Nearly a third of the world's population is infected with the bacterium that causes tuberculosis, although active TB only develops in a fraction of those cases. The dormant bacteria can become active when a patient's immunity levels decrease, for instance if they contract HIV or become pregnant.

Public health officials blame diagnostic and treatment errors on the development of multi-drug resistant strains of tuberculosis, which can be difficult and costly to treat.

Extremely drug-resistant (XDR) tuberculosis that cannot be treated with standard antibiotics has also sprung up as a result of inadequate response to multi-drug resistant strains, such as when the wrong antibiotics are prescribed or when patients do not take the full course of their drugs.

Tuberculosis can also go undetected for extended periods, especially in poor countries where coughing patients can be left in close proximity to those with HIV and other immune-weakening conditions in hospitals and clinics.
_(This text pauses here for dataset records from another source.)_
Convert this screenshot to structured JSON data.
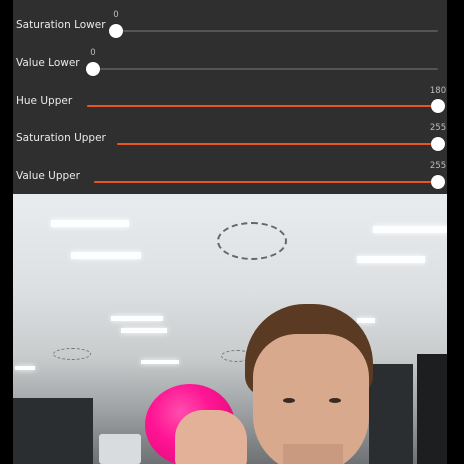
{
  "sliders": [
    {
      "label": "Saturation Lower",
      "value": "0",
      "fraction": 0.0
    },
    {
      "label": "Value Lower",
      "value": "0",
      "fraction": 0.0
    },
    {
      "label": "Hue Upper",
      "value": "180",
      "fraction": 1.0
    },
    {
      "label": "Saturation Upper",
      "value": "255",
      "fraction": 1.0
    },
    {
      "label": "Value Upper",
      "value": "255",
      "fraction": 1.0
    }
  ],
  "colors": {
    "accent": "#e9541f",
    "knob": "#ffffff",
    "track": "#555555",
    "panel": "#2f2f2f"
  },
  "camera": {
    "subject": "camera-feed"
  }
}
Air travel has also helped proliferate XDR tuberculosis strains in 41 countries around the world, including the United States, Canada, Mexico, Brazil, Argentina, South Africa, Iran, Russia, France, Britain, Spain, India, Australia and Japan.

"The knowledge and handling of tuberculosis treatment is still insufficient," Eli Lilly and the World Medical Association said in a joint statement that said incomplete treatment "is responsible for the occurrence of extremely drug resistant TB".

The World Medical Association is contemplating an ethics policy to see "whether and how patients can be encouraged to complete their treatment regimen and where the autonomy of a patient ends in order to safeguard public health", it said.

Health experts have called for improved coordination between airlines and government agencies to keep those with active TB from traveling by air, as occurred a year ago when an Atlanta lawyer with a multi-drug resistant strain flew to Greece and Italy for his wedding and honeymoon and then returned to the United States through Canada.